Dr. Shepherd is an atmospheric scientist whose work focuses on extreme weather events, such as hurricanes, in the context of a warming climate. He is the Director of the Atmospheric Sciences program at the University of Georgia, where he teaches courses on weather and climate in addition to pursuing his research program. Prior to working at UGA, he also worked as a research meteorologist at NASA. He is also very active as a science communicator.

Shepherd grew up in Canton, Georgia, and went on to study in Florida. He completed both his undergraduate and PhD degrees in physical meteorology at Florida State University. He then spent twelve years at NASA, where he worked on the Global Precipitation Measurement (GPM) mission, which developed an international network of satellites to monitor snow and rainfall, with the aim of better understanding the water cycle and better predicting extreme weather events. During his time at NASA, he was awarded the Presidential Early Career Award for his research (he has received many other prestigious awards since then).
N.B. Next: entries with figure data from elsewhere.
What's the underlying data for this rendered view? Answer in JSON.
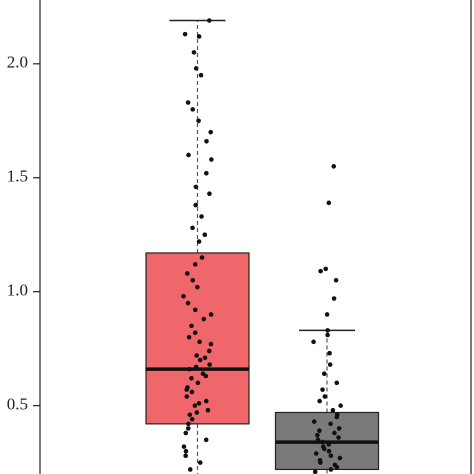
{
  "chart_data": {
    "type": "box",
    "ylim": [
      0.2,
      2.28
    ],
    "yticks": [
      0.5,
      {
        "value": 1,
        "label": "1.0"
      },
      1.5,
      {
        "value": 2,
        "label": "2.0"
      }
    ],
    "boxes": [
      {
        "color": "#f0676b",
        "q1": 0.42,
        "median": 0.66,
        "q3": 1.17,
        "whisker_high": 2.19,
        "points": [
          2.19,
          2.13,
          2.12,
          2.05,
          1.98,
          1.95,
          1.83,
          1.8,
          1.75,
          1.7,
          1.66,
          1.6,
          1.58,
          1.52,
          1.46,
          1.43,
          1.38,
          1.33,
          1.28,
          1.25,
          1.22,
          1.15,
          1.12,
          1.08,
          1.05,
          1.02,
          0.98,
          0.95,
          0.92,
          0.9,
          0.88,
          0.85,
          0.82,
          0.8,
          0.78,
          0.77,
          0.74,
          0.72,
          0.71,
          0.7,
          0.68,
          0.67,
          0.66,
          0.64,
          0.63,
          0.62,
          0.6,
          0.58,
          0.57,
          0.56,
          0.54,
          0.52,
          0.51,
          0.5,
          0.48,
          0.47,
          0.46,
          0.44,
          0.42,
          0.4,
          0.38,
          0.35,
          0.32,
          0.3,
          0.28,
          0.25,
          0.22
        ]
      },
      {
        "color": "#7a7a7a",
        "q1": 0.22,
        "median": 0.34,
        "q3": 0.47,
        "whisker_high": 0.83,
        "points": [
          1.55,
          1.39,
          1.1,
          1.09,
          1.05,
          0.97,
          0.9,
          0.83,
          0.81,
          0.78,
          0.73,
          0.68,
          0.64,
          0.6,
          0.57,
          0.54,
          0.52,
          0.5,
          0.48,
          0.46,
          0.45,
          0.43,
          0.42,
          0.4,
          0.39,
          0.38,
          0.37,
          0.36,
          0.35,
          0.34,
          0.33,
          0.32,
          0.31,
          0.3,
          0.29,
          0.28,
          0.27,
          0.26,
          0.25,
          0.24,
          0.23,
          0.22,
          0.21
        ]
      }
    ]
  }
}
In 2013, he served as president of the American Meteorological Society. His research as a faculty member at UGA uses satellites, aircraft, radar, and computer modeling to better understand weather and climate.

Shepherd works to enhance science and climate literacy for broad audiences in his work as a science communicator. He appears regularly on major television news outlets as a climate expert. His 2013 TedX talk “Slaying the Climate Zombies,” a debunking of climate change denial myths, is one of the most watched climate lectures on YouTube.

He contributes regularly to Forbes Magazine, where he explains new findings in weather and climate for the general public. He’s also the author of a children’s book: Dr. Fred’s Weather Watch.

We asked Shepherd if he had a message to give undergraduate students interested in the geosciences. His response was: “We increasingly need end-to-end scientists. Use your geosciences background to do sound science but develop a broader skillset to engage beyond the ivory tower.”